Last year, the EU approved a new regulation that requires member states to install hydrogen refuelling stations of heavy-duty and light vehicles every 200km along the core routes of the planned Trans-European Transport Network, and in every “urban node” — an EU term for 424 major cities in the bloc with ports, airports and rail terminals — by 2030.
According to previously published Hydrogen Insight calculations, only 644 new fuel-cell vehicles were registered in the EU in 2023.
The €242m disbursed over the years by the Clean Hydrogen JU has led to the deployment of more than 1,300 FCEVs and more than 400 FCEBs, the JRC report states.
“These initiatives have not only demonstrated the operational advantages and technological readiness of hydrogen-powered transport but have also established a foundation for the first pan-European hydrogen refuelling network,” it says.
“The FCEV projects have shown promise in high-mileage applications, such as taxi fleets, and have spurred interest from various partners in scaling up their fleets.
“Similarly, the success of FCEB deployment has been marked by the growing involvement of regions and an increase in private contributions, highlighting the technology’s viability for public transport systems.”

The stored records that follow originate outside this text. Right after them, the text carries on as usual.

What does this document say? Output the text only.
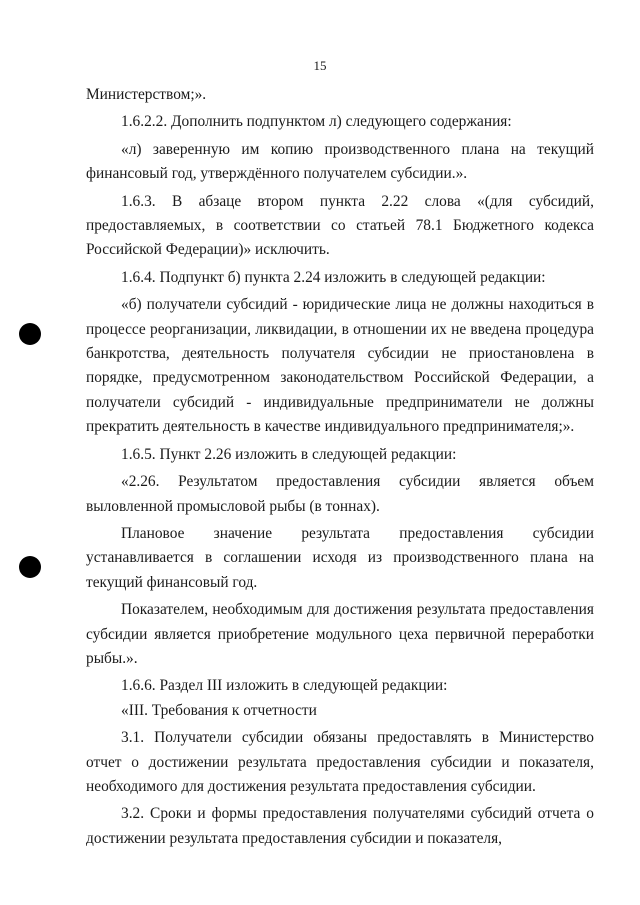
15

Министерством;».

1.6.2.2. Дополнить подпунктом л) следующего содержания:

«л) заверенную им копию производственного плана на текущий финансовый год, утверждённого получателем субсидии.».

1.6.3. В абзаце втором пункта 2.22 слова «(для субсидий, предоставляемых, в соответствии со статьей 78.1 Бюджетного кодекса Российской Федерации)» исключить.

1.6.4. Подпункт б) пункта 2.24 изложить в следующей редакции:

«б) получатели субсидий - юридические лица не должны находиться в процессе реорганизации, ликвидации, в отношении их не введена процедура банкротства, деятельность получателя субсидии не приостановлена в порядке, предусмотренном законодательством Российской Федерации, а получатели субсидий - индивидуальные предприниматели не должны прекратить деятельность в качестве индивидуального предпринимателя;».

1.6.5. Пункт 2.26 изложить в следующей редакции:

«2.26. Результатом предоставления субсидии является объем выловленной промысловой рыбы (в тоннах).

Плановое значение результата предоставления субсидии устанавливается в соглашении исходя из производственного плана на текущий финансовый год.

Показателем, необходимым для достижения результата предоставления субсидии является приобретение модульного цеха первичной переработки рыбы.».

1.6.6. Раздел III изложить в следующей редакции:

«III. Требования к отчетности

3.1. Получатели субсидии обязаны предоставлять в Министерство отчет о достижении результата предоставления субсидии и показателя, необходимого для достижения результата предоставления субсидии.

3.2. Сроки и формы предоставления получателями субсидий отчета о достижении результата предоставления субсидии и показателя,
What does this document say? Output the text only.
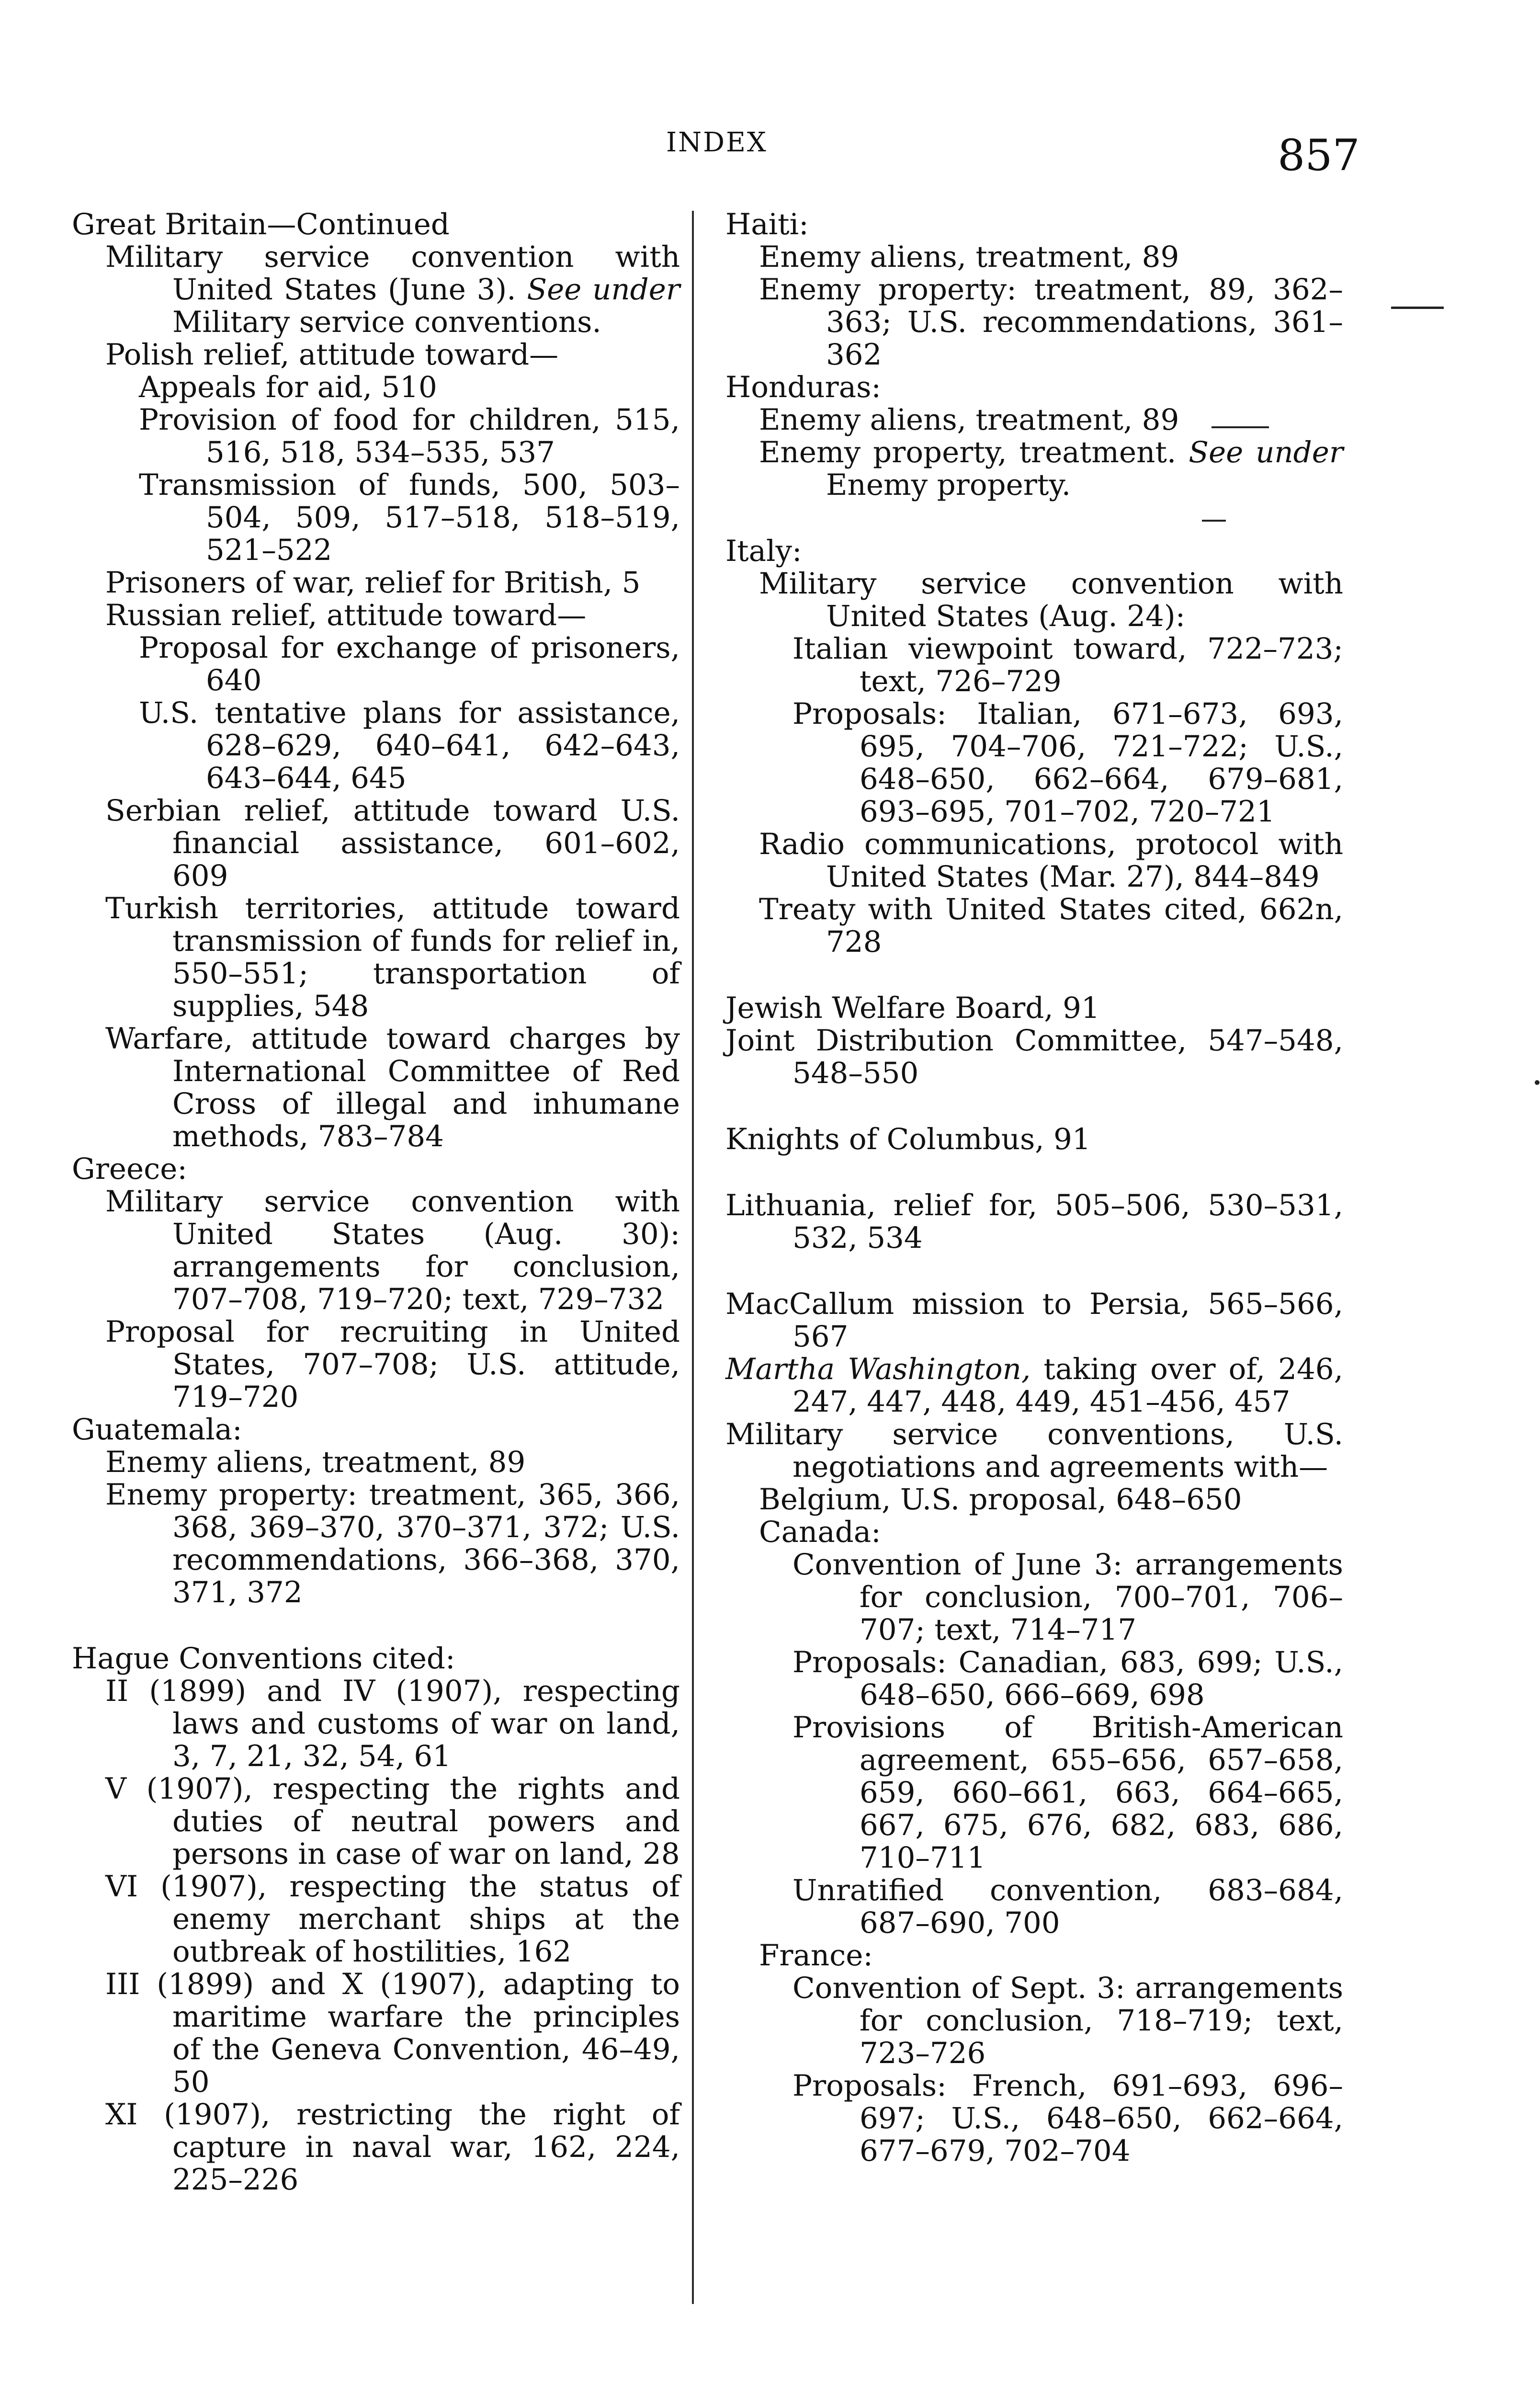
INDEX	857

Great Britain—Continued

Military service convention with United States (June 3). See under Military service conventions.

Polish relief, attitude toward—

Appeals for aid, 510

Provision of food for children, 515, 516, 518, 534–535, 537

Transmission of funds, 500, 503–504, 509, 517–518, 518–519, 521–522

Prisoners of war, relief for British, 5

Russian relief, attitude toward—

Proposal for exchange of prisoners, 640

U.S. tentative plans for assistance, 628–629, 640–641, 642–643, 643–644, 645

Serbian relief, attitude toward U.S. financial assistance, 601–602, 609

Turkish territories, attitude toward transmission of funds for relief in, 550–551; transportation of supplies, 548

Warfare, attitude toward charges by International Committee of Red Cross of illegal and inhumane methods, 783–784

Greece:

Military service convention with United States (Aug. 30): arrangements for conclusion, 707–708, 719–720; text, 729–732

Proposal for recruiting in United States, 707–708; U.S. attitude, 719–720

Guatemala:

Enemy aliens, treatment, 89

Enemy property: treatment, 365, 366, 368, 369–370, 370–371, 372; U.S. recommendations, 366–368, 370, 371, 372

Hague Conventions cited:

II (1899) and IV (1907), respecting laws and customs of war on land, 3, 7, 21, 32, 54, 61

V (1907), respecting the rights and duties of neutral powers and persons in case of war on land, 28

VI (1907), respecting the status of enemy merchant ships at the outbreak of hostilities, 162

III (1899) and X (1907), adapting to maritime warfare the principles of the Geneva Convention, 46–49, 50

XI (1907), restricting the right of capture in naval war, 162, 224, 225–226

Haiti:

Enemy aliens, treatment, 89

Enemy property: treatment, 89, 362–363; U.S. recommendations, 361–362

Honduras:

Enemy aliens, treatment, 89

Enemy property, treatment. See under Enemy property.

Italy:

Military service convention with United States (Aug. 24):

Italian viewpoint toward, 722–723; text, 726–729

Proposals: Italian, 671–673, 693, 695, 704–706, 721–722; U.S., 648–650, 662–664, 679–681, 693–695, 701–702, 720–721

Radio communications, protocol with United States (Mar. 27), 844–849

Treaty with United States cited, 662n, 728

Jewish Welfare Board, 91

Joint Distribution Committee, 547–548, 548–550

Knights of Columbus, 91

Lithuania, relief for, 505–506, 530–531, 532, 534

MacCallum mission to Persia, 565–566, 567

Martha Washington, taking over of, 246, 247, 447, 448, 449, 451–456, 457

Military service conventions, U.S. negotiations and agreements with—

Belgium, U.S. proposal, 648–650

Canada:

Convention of June 3: arrangements for conclusion, 700–701, 706–707; text, 714–717

Proposals: Canadian, 683, 699; U.S., 648–650, 666–669, 698

Provisions of British-American agreement, 655–656, 657–658, 659, 660–661, 663, 664–665, 667, 675, 676, 682, 683, 686, 710–711

Unratified convention, 683–684, 687–690, 700

France:

Convention of Sept. 3: arrangements for conclusion, 718–719; text, 723–726

Proposals: French, 691–693, 696–697; U.S., 648–650, 662–664, 677–679, 702–704
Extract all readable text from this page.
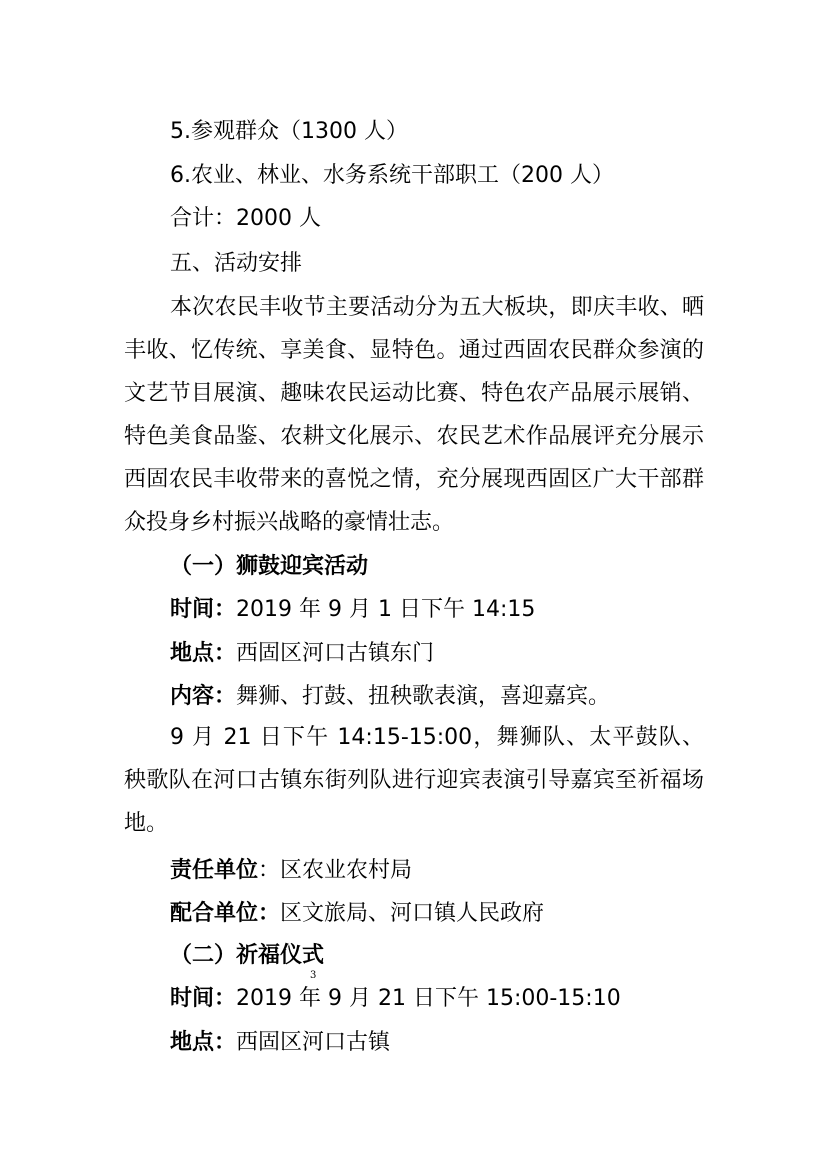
5.参观群众（1300 人）
6.农业、林业、水务系统干部职工（200 人）
合计：2000 人
五、活动安排

本次农民丰收节主要活动分为五大板块，即庆丰收、晒丰收、忆传统、享美食、显特色。通过西固农民群众参演的文艺节目展演、趣味农民运动比赛、特色农产品展示展销、特色美食品鉴、农耕文化展示、农民艺术作品展评充分展示西固农民丰收带来的喜悦之情，充分展现西固区广大干部群众投身乡村振兴战略的豪情壮志。

（一）狮鼓迎宾活动
时间：2019 年 9 月 1 日下午 14:15
地点：西固区河口古镇东门
内容：舞狮、打鼓、扭秧歌表演，喜迎嘉宾。

9 月 21 日下午 14:15-15:00，舞狮队、太平鼓队、秧歌队在河口古镇东街列队进行迎宾表演引导嘉宾至祈福场地。

责任单位：区农业农村局
配合单位：区文旅局、河口镇人民政府
（二）祈福仪式
3
时间：2019 年 9 月 21 日下午 15:00-15:10
地点：西固区河口古镇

The general consensus among independent experts is that hydrogen cars will always struggle to compete against BEVs, which are inherently cheaper to manufacture and operate than FCEVs, while the prospects are brighter for H2-powered long-distance heavy vehicles such as trucks and coaches — where the longer charging times for batteries may be too inconvenient for operators.
But this may change as technology improves, with solid-state batteries widely expected to be able to double the ranges of today’s BEVs — and reach full charge from empty in just 15 minutes or less — by the end of this decade.
The Clean Hydrogen Joint Undertaking is the legal name of the Clean Hydrogen Partnership, a public-private partnership supporting research and innovation in hydrogen technologies in Europe that is funded by €1bn from the EU for the 2021-27 period and “at least the equivalent amount of private investment“.
One of its prime responsibilities is to allocate EU funding to hydrogen projects, with a wider aim to “strengthen and integrate EU scientific capacity in order to accelerate the development and improvement of advanced clean hydrogen applications”.
Its three members are the EU (represented by the European Commission); industry body Hydrogen Europe, and its research arm, Hydrogen Europe Research.
Until November 2021 it was known as the Fuel Cells and Hydrogen Joint Undertaking.